芥川が廊下を歩いていると、ちょうど首領の部屋から出てきた中原と鉢合わせした。
「!…芥川、手前か」
「丁度良かった。話があります。」
「此処じゃアレだろ、」
中原に促され、場所を変える。


「何だよ、話しって」
「太宰さんと、最近どうなんですか」
意表をつかれた質問をされ、気まずそうに顔を赤らめ、目を逸らす。
「そ、そんなこと手前には関係ないだろっ!」
関係ない? 巫山戯るな。
「よくもそんな純粋ぶった態度が取れますね。
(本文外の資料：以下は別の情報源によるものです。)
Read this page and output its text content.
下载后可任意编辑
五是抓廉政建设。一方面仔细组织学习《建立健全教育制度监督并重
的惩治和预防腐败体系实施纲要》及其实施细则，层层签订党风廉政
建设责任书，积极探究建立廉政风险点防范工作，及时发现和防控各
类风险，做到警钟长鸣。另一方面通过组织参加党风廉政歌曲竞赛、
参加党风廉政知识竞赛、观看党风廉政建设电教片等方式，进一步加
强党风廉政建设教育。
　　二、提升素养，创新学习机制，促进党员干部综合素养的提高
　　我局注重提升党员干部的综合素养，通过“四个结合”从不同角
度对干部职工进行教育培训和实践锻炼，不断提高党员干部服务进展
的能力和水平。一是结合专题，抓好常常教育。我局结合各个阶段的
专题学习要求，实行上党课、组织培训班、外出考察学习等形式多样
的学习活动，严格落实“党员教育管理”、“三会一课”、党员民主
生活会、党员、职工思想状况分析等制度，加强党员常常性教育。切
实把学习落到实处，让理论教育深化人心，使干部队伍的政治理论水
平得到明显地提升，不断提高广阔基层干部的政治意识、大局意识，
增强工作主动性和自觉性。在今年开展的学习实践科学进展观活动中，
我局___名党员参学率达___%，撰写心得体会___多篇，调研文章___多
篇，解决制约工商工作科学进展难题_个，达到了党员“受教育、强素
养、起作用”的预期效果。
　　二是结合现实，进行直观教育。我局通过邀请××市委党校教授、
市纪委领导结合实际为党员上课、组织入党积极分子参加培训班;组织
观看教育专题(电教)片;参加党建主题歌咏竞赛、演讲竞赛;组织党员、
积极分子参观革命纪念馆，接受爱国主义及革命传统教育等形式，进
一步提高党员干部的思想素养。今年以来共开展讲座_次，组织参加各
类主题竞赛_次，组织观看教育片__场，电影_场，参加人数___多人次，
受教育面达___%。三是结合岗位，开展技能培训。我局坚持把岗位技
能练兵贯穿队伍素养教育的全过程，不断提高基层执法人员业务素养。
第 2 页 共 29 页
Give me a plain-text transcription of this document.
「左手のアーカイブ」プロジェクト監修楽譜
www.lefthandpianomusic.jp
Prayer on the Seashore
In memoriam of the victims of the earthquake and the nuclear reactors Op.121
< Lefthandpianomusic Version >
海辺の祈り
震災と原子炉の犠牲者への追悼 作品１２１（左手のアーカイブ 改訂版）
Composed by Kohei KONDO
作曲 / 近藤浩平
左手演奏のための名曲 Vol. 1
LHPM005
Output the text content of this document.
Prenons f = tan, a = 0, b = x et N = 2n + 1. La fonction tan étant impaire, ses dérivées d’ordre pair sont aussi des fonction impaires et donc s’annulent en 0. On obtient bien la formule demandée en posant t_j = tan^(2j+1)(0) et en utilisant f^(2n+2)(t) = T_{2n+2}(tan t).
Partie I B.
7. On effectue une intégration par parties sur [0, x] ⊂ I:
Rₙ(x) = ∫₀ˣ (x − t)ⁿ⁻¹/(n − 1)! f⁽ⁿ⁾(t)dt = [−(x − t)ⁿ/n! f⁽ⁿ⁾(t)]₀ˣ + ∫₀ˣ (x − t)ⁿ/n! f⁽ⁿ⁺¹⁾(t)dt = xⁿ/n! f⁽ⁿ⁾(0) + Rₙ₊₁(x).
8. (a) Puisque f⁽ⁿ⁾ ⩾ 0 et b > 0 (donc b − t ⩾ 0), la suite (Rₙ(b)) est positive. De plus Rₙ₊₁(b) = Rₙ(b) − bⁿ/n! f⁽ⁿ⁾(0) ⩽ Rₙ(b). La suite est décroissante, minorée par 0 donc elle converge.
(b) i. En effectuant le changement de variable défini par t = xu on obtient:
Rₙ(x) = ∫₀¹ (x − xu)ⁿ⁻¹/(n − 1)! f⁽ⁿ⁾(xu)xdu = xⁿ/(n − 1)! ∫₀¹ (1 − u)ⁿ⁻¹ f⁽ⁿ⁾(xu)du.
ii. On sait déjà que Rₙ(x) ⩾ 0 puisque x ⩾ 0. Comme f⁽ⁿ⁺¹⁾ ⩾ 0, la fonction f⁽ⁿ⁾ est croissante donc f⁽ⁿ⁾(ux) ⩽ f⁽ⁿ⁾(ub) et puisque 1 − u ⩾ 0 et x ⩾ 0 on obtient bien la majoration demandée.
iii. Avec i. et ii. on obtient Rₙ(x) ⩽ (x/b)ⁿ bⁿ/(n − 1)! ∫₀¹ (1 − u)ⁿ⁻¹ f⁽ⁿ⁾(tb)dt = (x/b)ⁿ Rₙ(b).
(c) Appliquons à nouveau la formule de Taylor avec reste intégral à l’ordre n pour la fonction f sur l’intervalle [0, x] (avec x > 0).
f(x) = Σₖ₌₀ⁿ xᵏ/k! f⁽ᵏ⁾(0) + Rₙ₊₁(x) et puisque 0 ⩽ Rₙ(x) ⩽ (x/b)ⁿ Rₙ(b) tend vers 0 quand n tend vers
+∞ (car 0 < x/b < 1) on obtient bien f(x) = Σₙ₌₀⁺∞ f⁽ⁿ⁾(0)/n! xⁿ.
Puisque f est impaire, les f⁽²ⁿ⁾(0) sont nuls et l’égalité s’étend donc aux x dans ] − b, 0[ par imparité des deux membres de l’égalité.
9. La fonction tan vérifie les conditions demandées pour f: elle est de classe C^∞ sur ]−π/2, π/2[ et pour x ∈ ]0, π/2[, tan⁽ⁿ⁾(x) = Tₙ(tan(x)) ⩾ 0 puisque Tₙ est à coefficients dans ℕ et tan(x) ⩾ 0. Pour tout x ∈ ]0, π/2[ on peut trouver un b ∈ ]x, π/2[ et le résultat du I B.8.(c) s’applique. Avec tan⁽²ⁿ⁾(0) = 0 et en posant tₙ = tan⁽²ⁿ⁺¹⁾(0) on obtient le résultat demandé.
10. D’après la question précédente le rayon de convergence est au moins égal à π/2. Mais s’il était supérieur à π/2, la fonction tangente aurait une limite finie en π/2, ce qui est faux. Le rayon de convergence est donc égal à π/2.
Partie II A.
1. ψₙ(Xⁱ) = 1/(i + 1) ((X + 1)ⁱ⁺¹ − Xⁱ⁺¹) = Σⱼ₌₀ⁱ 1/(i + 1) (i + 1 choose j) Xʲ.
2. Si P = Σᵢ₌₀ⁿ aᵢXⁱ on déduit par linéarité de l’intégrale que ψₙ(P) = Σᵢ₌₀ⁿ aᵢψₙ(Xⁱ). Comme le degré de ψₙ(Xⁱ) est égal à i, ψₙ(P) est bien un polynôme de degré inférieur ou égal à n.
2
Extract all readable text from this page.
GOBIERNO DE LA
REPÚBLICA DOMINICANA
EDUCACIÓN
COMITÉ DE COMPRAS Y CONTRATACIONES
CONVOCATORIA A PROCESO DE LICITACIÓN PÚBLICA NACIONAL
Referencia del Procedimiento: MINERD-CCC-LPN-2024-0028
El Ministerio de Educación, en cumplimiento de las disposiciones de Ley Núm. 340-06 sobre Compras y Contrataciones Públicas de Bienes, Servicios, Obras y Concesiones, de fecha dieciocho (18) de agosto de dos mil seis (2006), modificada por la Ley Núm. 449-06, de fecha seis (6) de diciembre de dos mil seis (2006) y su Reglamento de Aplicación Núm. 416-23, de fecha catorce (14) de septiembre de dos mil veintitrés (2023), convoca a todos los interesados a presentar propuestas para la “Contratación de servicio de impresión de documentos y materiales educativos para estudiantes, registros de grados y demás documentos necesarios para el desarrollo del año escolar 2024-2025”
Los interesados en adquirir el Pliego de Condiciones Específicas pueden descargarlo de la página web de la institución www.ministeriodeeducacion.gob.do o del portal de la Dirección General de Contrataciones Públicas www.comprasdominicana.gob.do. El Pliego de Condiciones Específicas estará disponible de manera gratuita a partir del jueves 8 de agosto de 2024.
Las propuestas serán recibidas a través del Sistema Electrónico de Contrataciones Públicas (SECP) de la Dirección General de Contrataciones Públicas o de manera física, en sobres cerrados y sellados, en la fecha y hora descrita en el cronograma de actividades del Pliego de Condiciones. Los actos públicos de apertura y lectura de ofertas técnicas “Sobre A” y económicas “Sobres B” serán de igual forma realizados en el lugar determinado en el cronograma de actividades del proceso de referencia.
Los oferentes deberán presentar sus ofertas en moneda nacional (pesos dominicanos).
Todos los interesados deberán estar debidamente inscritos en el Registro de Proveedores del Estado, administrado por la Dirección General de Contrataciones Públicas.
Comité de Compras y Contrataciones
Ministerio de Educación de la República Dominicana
」
汚物を見るような目で中原を見る芥川に驚きを隠しきれないように目を見開く。
「首領にも抱かれてる癖に」
中原の表情が曇がかる。
「あんなオッサンに、好きで抱かれてるわけじゃねぇよ」
太宰の居ないときに首領の部屋から時折聞こえるあの声、聞きたくなくても聞こえる声。
「なんでっ! なんであの人から愛されてるのに! 貴方は!」
いつしか芥川は中原の首を締めていた。
「がっ、はっ!」
「何で!? 何で!? 僕じゃないんだ! 何でっ…」
首を締める力は緩まず、じわじわと意識が遠のいている中、
「…芥川?」
太宰が目の前に現れた。
芥川はパッと手を離し、中原は膝を着いた
「がはっ!、ごほっ!」
咳き込む中原に駆け寄り、背中をさする。
「ぁ…」
芥川はそれを見て恐怖で蹲る。体を抱えて震えていた。
中原が落ち着いた頃合を見て、芥川に振り返る。
「もう、全部終わりにしよう」
決定的に太宰が決別の意を示した言葉。
「ぁ…いや…ぃっ」
太宰に擦り寄り、足を掴もうとするが、その手も虚しく払い除けられる。
「触るな」
涙がこらえきれなくなった。芥川は、フラつく足でその場を離れた。


屋上。

「う あ"っ、い"っ」

ずっと枯れていた涙が今になって溢れ出る。

嫌われてしまった。もうあの頃には二度と戻ることは出来ない。

「あ"っあぁっ」

あの顔は、あの声は、もう聞くことはできない。

せめて、

1度でもいいから、

貴方の笑っている顔が見たかった。

空っぽの心を満たすように月を眺め、空へと身を投げた。